Light laughter filtered free. “Yeah, the man is a bear. A big ol’ teddy bear.”
So maybe that was a tiny white lie.
The man would tear someone to pieces with his teeth, but that side of him was not something she needed to worry about.
“Is he . . .” I heard the suggestion in her questi
on, the pink that touched her cheeks.
Is he yours?
I was sure there was no way she hadn’t sensed that intensity that blazed and burned between us. Heavy and fierce.
Combustible.
Ours was not a pretty sort of chemistry.
I forced a smile. “No. We’re just friends.”
She frowned as if she didn’t believe me. “Doesn’t seem that way to me, Miss Nikki.”
Was that a tease?
Her attention darted to the man I could still feel from behind me as if he was offering up proof.
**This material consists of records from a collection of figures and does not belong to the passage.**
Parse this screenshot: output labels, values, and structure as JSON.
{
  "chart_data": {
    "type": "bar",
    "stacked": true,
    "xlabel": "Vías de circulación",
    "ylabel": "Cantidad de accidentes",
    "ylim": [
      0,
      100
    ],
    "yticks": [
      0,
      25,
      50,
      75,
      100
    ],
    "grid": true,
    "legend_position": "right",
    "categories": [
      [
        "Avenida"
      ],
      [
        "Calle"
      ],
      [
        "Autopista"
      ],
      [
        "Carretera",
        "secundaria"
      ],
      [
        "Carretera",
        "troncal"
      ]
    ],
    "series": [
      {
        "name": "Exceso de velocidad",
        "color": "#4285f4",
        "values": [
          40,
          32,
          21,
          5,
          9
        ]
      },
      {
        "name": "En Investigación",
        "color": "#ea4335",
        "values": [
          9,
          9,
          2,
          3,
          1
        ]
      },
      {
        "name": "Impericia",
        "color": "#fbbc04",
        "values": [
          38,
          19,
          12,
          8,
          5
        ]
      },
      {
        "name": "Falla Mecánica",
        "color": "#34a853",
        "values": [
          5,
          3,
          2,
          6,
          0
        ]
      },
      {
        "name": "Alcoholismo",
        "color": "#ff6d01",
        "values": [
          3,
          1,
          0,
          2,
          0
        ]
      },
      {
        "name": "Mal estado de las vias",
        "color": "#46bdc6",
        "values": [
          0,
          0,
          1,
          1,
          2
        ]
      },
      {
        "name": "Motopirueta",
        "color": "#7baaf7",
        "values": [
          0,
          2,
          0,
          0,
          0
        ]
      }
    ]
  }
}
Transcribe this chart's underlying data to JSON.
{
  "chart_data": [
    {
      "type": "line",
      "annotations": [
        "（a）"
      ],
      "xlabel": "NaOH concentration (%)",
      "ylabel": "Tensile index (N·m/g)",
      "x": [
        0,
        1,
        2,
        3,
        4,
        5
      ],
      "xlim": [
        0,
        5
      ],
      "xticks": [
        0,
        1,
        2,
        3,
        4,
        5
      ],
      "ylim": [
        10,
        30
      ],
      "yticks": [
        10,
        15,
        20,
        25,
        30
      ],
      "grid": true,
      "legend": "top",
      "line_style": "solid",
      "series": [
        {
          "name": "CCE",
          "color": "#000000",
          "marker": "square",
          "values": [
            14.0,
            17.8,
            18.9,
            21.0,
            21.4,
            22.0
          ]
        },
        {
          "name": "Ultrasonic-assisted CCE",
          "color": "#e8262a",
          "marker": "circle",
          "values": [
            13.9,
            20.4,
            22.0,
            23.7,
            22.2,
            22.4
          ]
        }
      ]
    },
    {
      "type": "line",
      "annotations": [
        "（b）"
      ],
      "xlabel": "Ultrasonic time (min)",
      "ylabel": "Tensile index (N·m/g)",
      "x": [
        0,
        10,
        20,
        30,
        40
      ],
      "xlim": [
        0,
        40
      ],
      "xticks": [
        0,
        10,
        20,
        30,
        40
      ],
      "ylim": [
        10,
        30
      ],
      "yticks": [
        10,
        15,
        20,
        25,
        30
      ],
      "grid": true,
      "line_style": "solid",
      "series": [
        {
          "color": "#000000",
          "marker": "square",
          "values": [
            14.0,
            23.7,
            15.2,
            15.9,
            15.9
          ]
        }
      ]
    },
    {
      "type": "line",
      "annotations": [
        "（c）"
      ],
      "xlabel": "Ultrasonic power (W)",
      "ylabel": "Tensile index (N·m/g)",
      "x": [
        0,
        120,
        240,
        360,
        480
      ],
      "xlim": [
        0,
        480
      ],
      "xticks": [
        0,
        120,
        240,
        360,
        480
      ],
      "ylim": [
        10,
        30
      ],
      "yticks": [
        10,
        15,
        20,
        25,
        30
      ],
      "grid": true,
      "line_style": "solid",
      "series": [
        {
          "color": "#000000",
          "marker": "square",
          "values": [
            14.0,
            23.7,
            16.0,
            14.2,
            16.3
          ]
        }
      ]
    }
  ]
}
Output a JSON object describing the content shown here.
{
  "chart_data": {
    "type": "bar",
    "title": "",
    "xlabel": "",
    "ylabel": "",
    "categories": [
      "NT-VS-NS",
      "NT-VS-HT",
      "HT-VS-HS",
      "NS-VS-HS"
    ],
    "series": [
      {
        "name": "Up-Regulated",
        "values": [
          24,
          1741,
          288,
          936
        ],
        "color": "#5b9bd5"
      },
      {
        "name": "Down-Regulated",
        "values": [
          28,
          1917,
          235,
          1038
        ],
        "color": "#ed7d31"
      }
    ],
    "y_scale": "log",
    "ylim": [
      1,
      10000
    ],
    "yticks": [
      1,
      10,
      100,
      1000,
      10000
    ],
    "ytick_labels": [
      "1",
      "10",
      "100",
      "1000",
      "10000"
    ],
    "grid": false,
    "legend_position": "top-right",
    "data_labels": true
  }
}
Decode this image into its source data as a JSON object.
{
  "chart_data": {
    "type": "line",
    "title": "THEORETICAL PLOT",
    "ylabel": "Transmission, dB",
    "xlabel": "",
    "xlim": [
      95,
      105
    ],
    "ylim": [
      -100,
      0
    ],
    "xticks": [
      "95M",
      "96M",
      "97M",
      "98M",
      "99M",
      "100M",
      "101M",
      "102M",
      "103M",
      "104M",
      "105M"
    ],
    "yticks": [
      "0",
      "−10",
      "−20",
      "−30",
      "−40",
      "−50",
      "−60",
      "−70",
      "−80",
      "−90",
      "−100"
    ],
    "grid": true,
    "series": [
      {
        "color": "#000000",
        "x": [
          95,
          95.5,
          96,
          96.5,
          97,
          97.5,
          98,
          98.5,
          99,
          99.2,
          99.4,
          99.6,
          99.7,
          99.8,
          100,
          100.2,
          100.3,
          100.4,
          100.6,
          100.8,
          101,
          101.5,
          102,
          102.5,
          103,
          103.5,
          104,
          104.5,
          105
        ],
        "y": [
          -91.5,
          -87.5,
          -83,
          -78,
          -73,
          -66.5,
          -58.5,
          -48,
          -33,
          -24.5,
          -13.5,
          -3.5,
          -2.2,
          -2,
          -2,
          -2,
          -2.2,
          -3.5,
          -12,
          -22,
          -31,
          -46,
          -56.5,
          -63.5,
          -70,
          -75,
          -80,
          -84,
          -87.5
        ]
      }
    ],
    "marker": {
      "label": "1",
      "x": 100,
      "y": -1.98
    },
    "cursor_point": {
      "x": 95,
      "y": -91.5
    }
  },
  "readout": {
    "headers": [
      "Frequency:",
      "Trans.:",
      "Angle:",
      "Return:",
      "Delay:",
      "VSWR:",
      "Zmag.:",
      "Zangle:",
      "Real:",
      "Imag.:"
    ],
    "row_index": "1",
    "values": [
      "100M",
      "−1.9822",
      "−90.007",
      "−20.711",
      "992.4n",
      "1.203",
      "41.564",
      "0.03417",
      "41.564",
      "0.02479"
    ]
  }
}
His presence overwhelming.
A rush of heat thrashing at my back.
No doubt, he was looking this way.
I cleared my throat. “We’ve just known each other a long, long time. That’s all.”
“I should probably head back to my momma’s.” She grabbed a wipe from the baby bag and began to wipe off Kyle’s face and hands.
“No, Mommy. I eat ice cweam.” He grinned a chocolate smile.
A soft jolt of affection escaped me. “Was it yummy?” I asked him.
“Yummy, yummy, to my tummy.”
“Do you have a happy tummy?”
“Uh-huh.”
“Good, then my job is done here.”
“You just invited me over to fill my boy with sugar, huh? Seems to me like maybe you should have to watch him run wild for the rest of the day.”
I loved it when this side of Brenna came out. When she didn’t shrink behind her walls and the girl who wanted to be free peeked out from behind.
“I’ll gladly watch him. Any time.”
She sobered. “Thank you so much, Nikki. For everything.”
Standing, she picked up Kyle and settled him on her hip. I slid out of the booth.
“For being here for Kyle and me,” she mumbled as I stood with her.
“You’re welcome.”
I tickled Kyle’s neck, and he giggled, burying his face in the fall of her hair while still peeking out.
Affection swelled in my chest.
The little thing was so adorable.
So sweet and innocent that it expanded that place inside me that somehow kept feeling more and more hollow. I wanted to take him into my arms, feel his weight, breathe him in.
God.
What was wrong with me?
“See you soon, sweet thing,” I said, trying to keep my craziness in check.